Wireshark-users: Re: [Wireshark-users] Learning to setup WS to see TCP and HTTP

From: Guy Harris <guy@xxxxxxxxxxxx>
Date: Thu, 27 Mar 2008 15:38:20 -0700

On Mar 26, 2008, at 7:57 PM, Rudyard Wallen wrote:

OK, some of that went over my head but I think I got the gist. So I
guess the big question is: Is there a way to see HTTP on this network
combo of wired and wireless machines that all are connected to this one
router?

Yes - run Wireshark/TShark, or dumpcap, or tcpdump/WinDump, on the machine that's sending out and receiving the HTTP traffic.

You *might* be able to see that traffic from another machine if it's wireless traffic and you're capturing on a machine/OS/driver/wireless adapter that supports "monitor mode" (if it's Windows, monitor mode is only supported in Vista, and even there it's not supported by WinPcap, which is what Wireshark uses to capture traffic on Windows; you could also get an AirPcap adapter:

	http://www.cacetech.com/products/airpcap_family.htm

and use that, but they're not cheap).

If it's wired traffic (i.e., a machine plugging into an Ethernet interface on the WRT54GS), you're probably out of luck, unless the WRT54GS supports "port mirroring".

Update: I just connected my laptop via Ethernet to the router. My tower
is running Wireshark.
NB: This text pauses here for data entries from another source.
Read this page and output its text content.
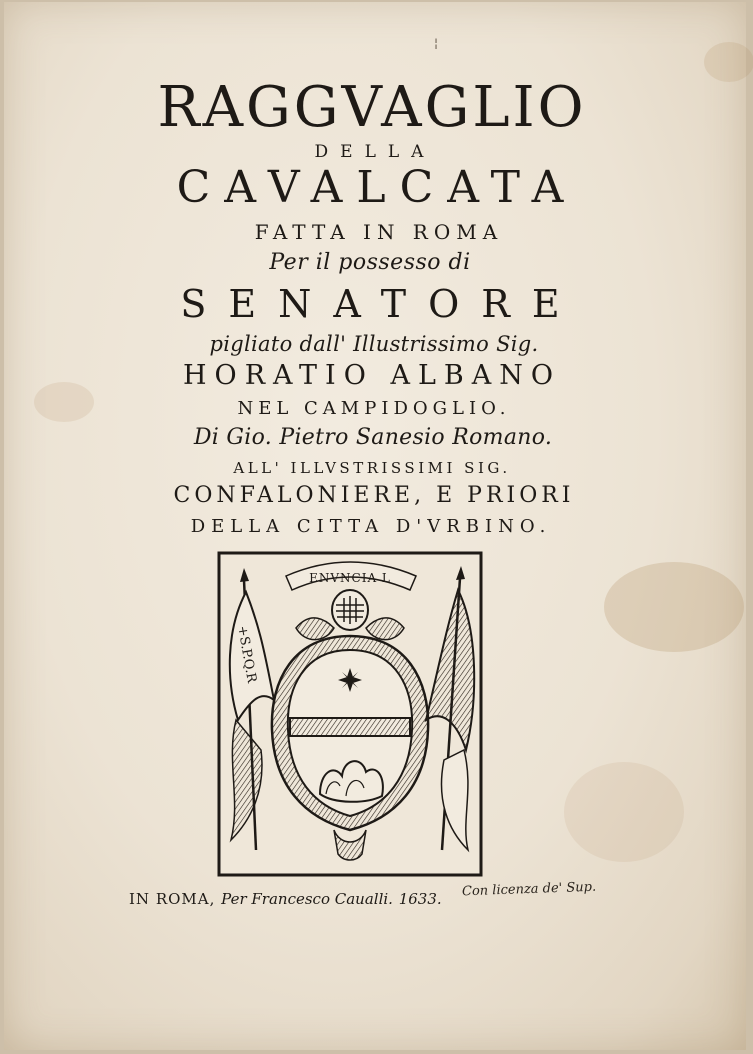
¦
RAGGVAGLIO
DELLA
CAVALCATA
FATTA IN ROMA
Per il possesso di
SENATORE
pigliato dall' Illustrissimo Sig.
HORATIO ALBANO
NEL CAMPIDOGLIO.
Di Gio. Pietro Sanesio Romano.
ALL' ILLVSTRISSIMI SIG.
CONFALONIERE, E PRIORI
DELLA CITTA D'VRBINO.
+S.P.Q.R
ENVNCIA L
IN ROMA, Per Francesco Caualli. 1633. Con licenza de' Sup.
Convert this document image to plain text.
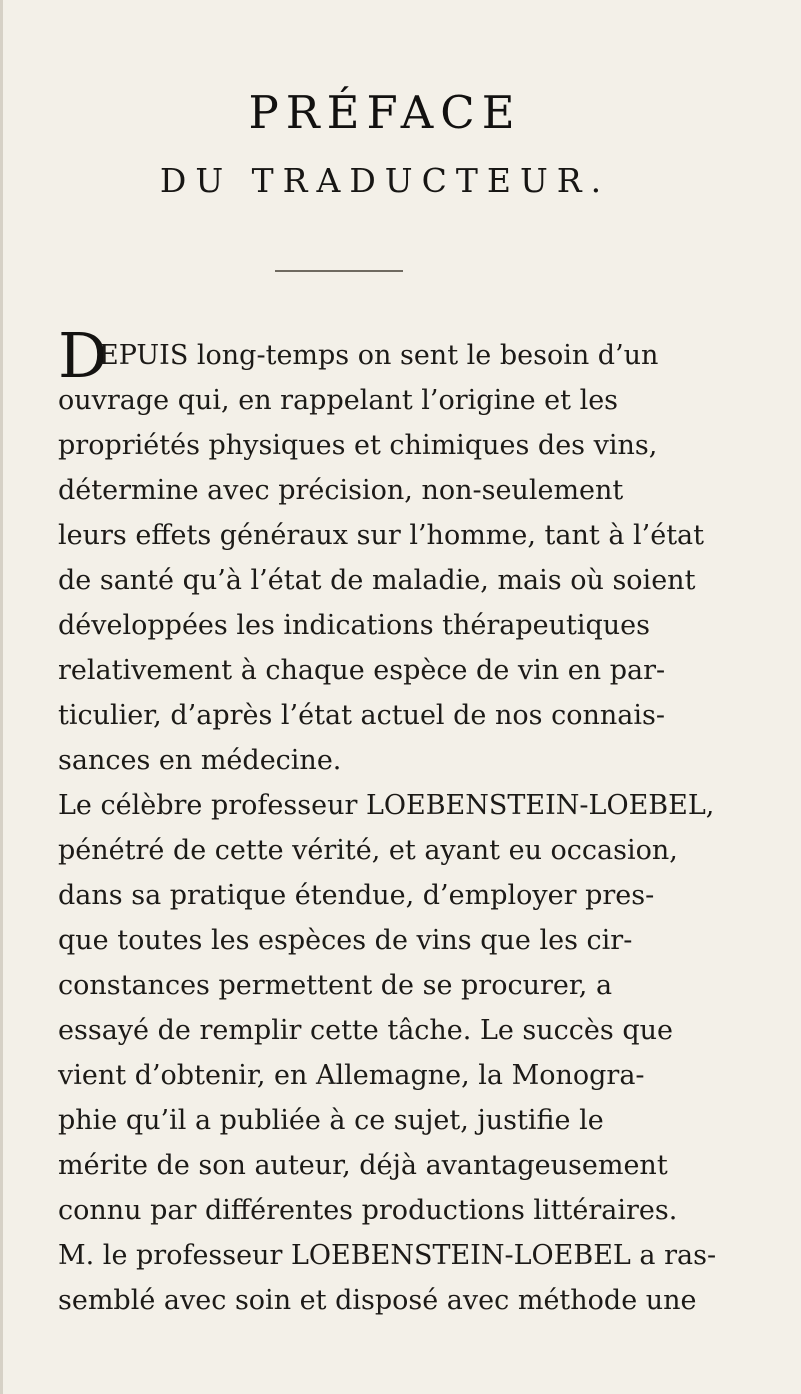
PRÉFACE
DU TRADUCTEUR.
D
EPUIS long-temps on sent le besoin d’un
ouvrage qui, en rappelant l’origine et les
propriétés physiques et chimiques des vins,
détermine avec précision, non-seulement
leurs effets généraux sur l’homme, tant à l’état
de santé qu’à l’état de maladie, mais où soient
développées les indications thérapeutiques
relativement à chaque espèce de vin en par-
ticulier, d’après l’état actuel de nos connais-
sances en médecine.
Le célèbre professeur LOEBENSTEIN-LOEBEL,
pénétré de cette vérité, et ayant eu occasion,
dans sa pratique étendue, d’employer pres-
que toutes les espèces de vins que les cir-
constances permettent de se procurer, a
essayé de remplir cette tâche. Le succès que
vient d’obtenir, en Allemagne, la Monogra-
phie qu’il a publiée à ce sujet, justifie le
mérite de son auteur, déjà avantageusement
connu par différentes productions littéraires.
M. le professeur LOEBENSTEIN-LOEBEL a ras-
semblé avec soin et disposé avec méthode une
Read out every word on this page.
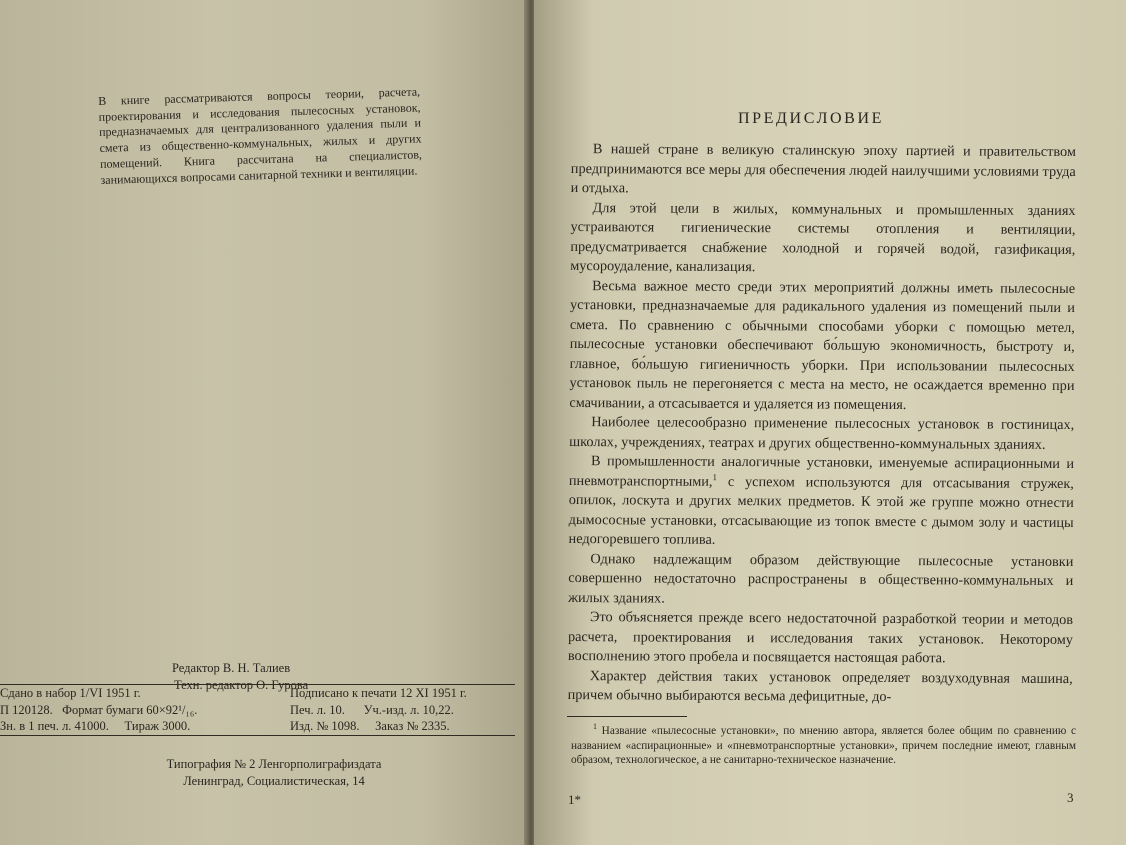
В книге рассматриваются вопросы теории, расчета, проектирования и исследования пылесосных установок, предназначаемых для централизованного удаления пыли и смета из общественно-коммунальных, жилых и других помещений. Книга рассчитана на специалистов, занимающихся вопросами санитарной техники и вентиляции.
Редактор В. Н. Талиев
Техн. редактор О. Гурова
Сдано в набор 1/VI 1951 г.	Подписано к печати 12 XI 1951 г.
П 120128.   Формат бумаги 60×92¹/₁₆.	Печ. л. 10.      Уч.-изд. л. 10,22.
Зн. в 1 печ. л. 41000.     Тираж 3000.	Изд. № 1098.     Заказ № 2335.
Типография № 2 Ленгорполиграфиздата
Ленинград, Социалистическая, 14
ПРЕДИСЛОВИЕ

В нашей стране в великую сталинскую эпоху партией и правительством предпринимаются все меры для обеспечения людей наилучшими условиями труда и отдыха.

Для этой цели в жилых, коммунальных и промышленных зданиях устраиваются гигиенические системы отопления и вентиляции, предусматривается снабжение холодной и горячей водой, газификация, мусороудаление, канализация.

Весьма важное место среди этих мероприятий должны иметь пылесосные установки, предназначаемые для радикального удаления из помещений пыли и смета. По сравнению с обычными способами уборки с помощью метел, пылесосные установки обеспечивают бо́льшую экономичность, быстроту и, главное, бо́льшую гигиеничность уборки. При использовании пылесосных установок пыль не перегоняется с места на место, не осаждается временно при смачивании, а отсасывается и удаляется из помещения.

Наиболее целесообразно применение пылесосных установок в гостиницах, школах, учреждениях, театрах и других общественно-коммунальных зданиях.

В промышленности аналогичные установки, именуемые аспирационными и пневмотранспортными,$^1$ с успехом используются для отсасывания стружек, опилок, лоскута и других мелких предметов. К этой же группе можно отнести дымососные установки, отсасывающие из топок вместе с дымом золу и частицы недогоревшего топлива.

Однако надлежащим образом действующие пылесосные установки совершенно недостаточно распространены в общественно-коммунальных и жилых зданиях.

Это объясняется прежде всего недостаточной разработкой теории и методов расчета, проектирования и исследования таких установок. Некоторому восполнению этого пробела и посвящается настоящая работа.

Характер действия таких установок определяет воздуходувная машина, причем обычно выбираются весьма дефицитные, до-

$^1$ Название «пылесосные установки», по мнению автора, является более общим по сравнению с названием «аспирационные» и «пневмотранспортные установки», причем последние имеют, главным образом, технологическое, а не санитарно-техническое назначение.

1*	3
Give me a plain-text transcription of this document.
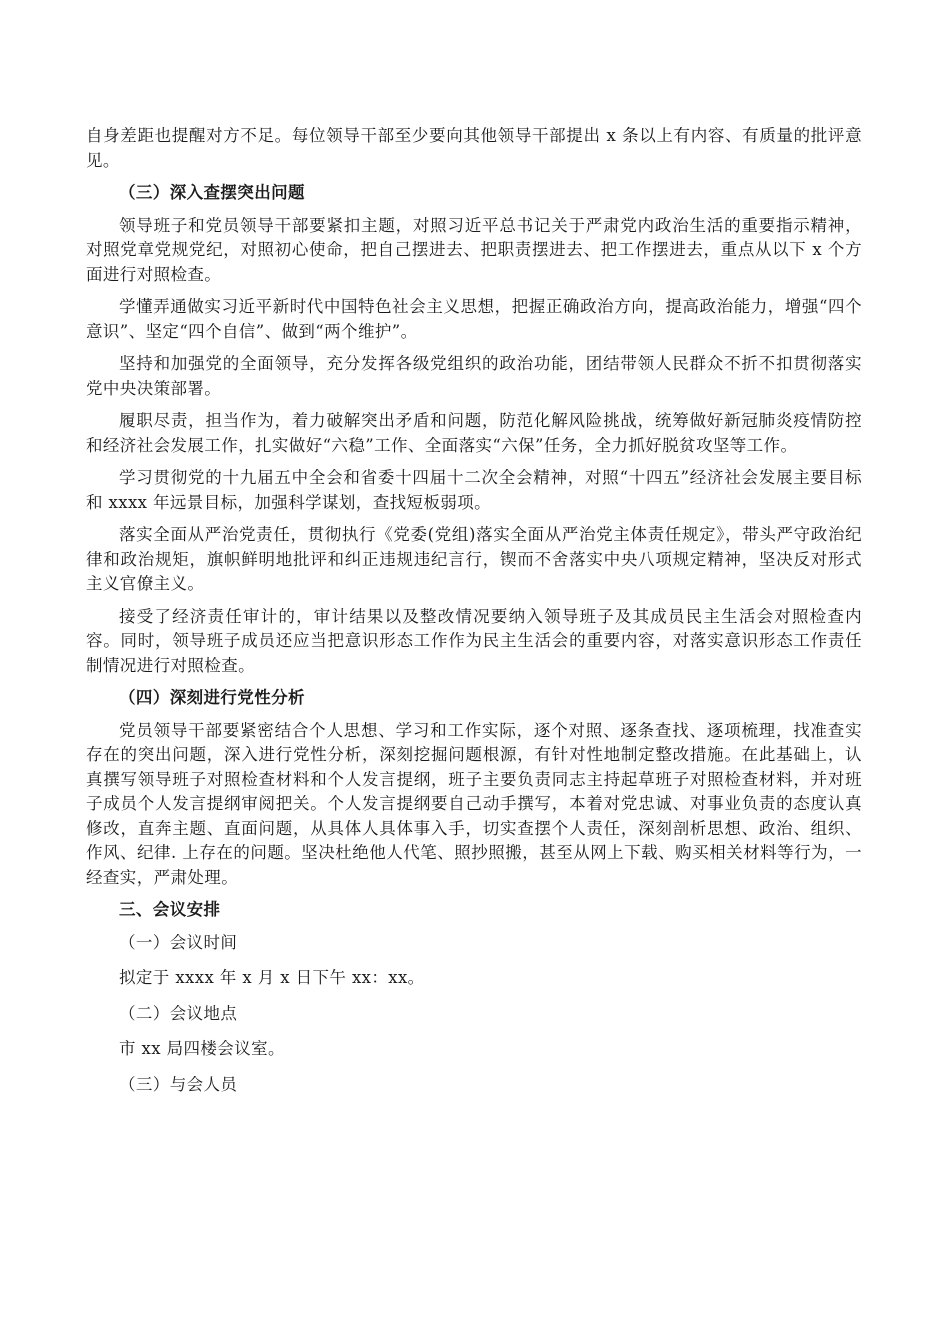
自身差距也提醒对方不足。每位领导干部至少要向其他领导干部提出 x 条以上有内容、有质量的批评意见。

（三）深入查摆突出问题

领导班子和党员领导干部要紧扣主题，对照习近平总书记关于严肃党内政治生活的重要指示精神，对照党章党规党纪，对照初心使命，把自己摆进去、把职责摆进去、把工作摆进去，重点从以下 x 个方面进行对照检查。

学懂弄通做实习近平新时代中国特色社会主义思想，把握正确政治方向，提高政治能力，增强“四个意识”、坚定“四个自信”、做到“两个维护”。

坚持和加强党的全面领导，充分发挥各级党组织的政治功能，团结带领人民群众不折不扣贯彻落实党中央决策部署。

履职尽责，担当作为，着力破解突出矛盾和问题，防范化解风险挑战，统筹做好新冠肺炎疫情防控和经济社会发展工作，扎实做好“六稳”工作、全面落实“六保”任务，全力抓好脱贫攻坚等工作。

学习贯彻党的十九届五中全会和省委十四届十二次全会精神，对照“十四五”经济社会发展主要目标和 xxxx 年远景目标，加强科学谋划，查找短板弱项。

落实全面从严治党责任，贯彻执行《党委(党组)落实全面从严治党主体责任规定》，带头严守政治纪律和政治规矩，旗帜鲜明地批评和纠正违规违纪言行，锲而不舍落实中央八项规定精神，坚决反对形式主义官僚主义。

接受了经济责任审计的，审计结果以及整改情况要纳入领导班子及其成员民主生活会对照检查内容。同时，领导班子成员还应当把意识形态工作作为民主生活会的重要内容，对落实意识形态工作责任制情况进行对照检查。

（四）深刻进行党性分析

党员领导干部要紧密结合个人思想、学习和工作实际，逐个对照、逐条查找、逐项梳理，找准查实存在的突出问题，深入进行党性分析，深刻挖掘问题根源，有针对性地制定整改措施。在此基础上，认真撰写领导班子对照检查材料和个人发言提纲，班子主要负责同志主持起草班子对照检查材料，并对班子成员个人发言提纲审阅把关。个人发言提纲要自己动手撰写，本着对党忠诚、对事业负责的态度认真修改，直奔主题、直面问题，从具体人具体事入手，切实查摆个人责任，深刻剖析思想、政治、组织、作风、纪律. 上存在的问题。坚决杜绝他人代笔、照抄照搬，甚至从网上下载、购买相关材料等行为，一经查实，严肃处理。

三、会议安排

（一）会议时间

拟定于 xxxx 年 x 月 x 日下午 xx：xx。

（二）会议地点

市 xx 局四楼会议室。

（三）与会人员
I see the IP address of my laptop (a Mac) but it
only shows IGMP, MDNS and UDP packets for that source IP. Could I have
this thing setup wrong?

IGMP is for managing multicast groups, so at least some IGMP packets are probably multicast.

The "M" in "MDNS" stands for... multicast, so its packets are multicast.

The other UDP packets you're seeing are probably also broadcast or multicast.

I.e., this is the same problem. You're plugging into a switch, which means you aren't necessarily going to see all the traffic passing through the switch; a switched Ethernet is different from a traditional Ethernet in that fashion.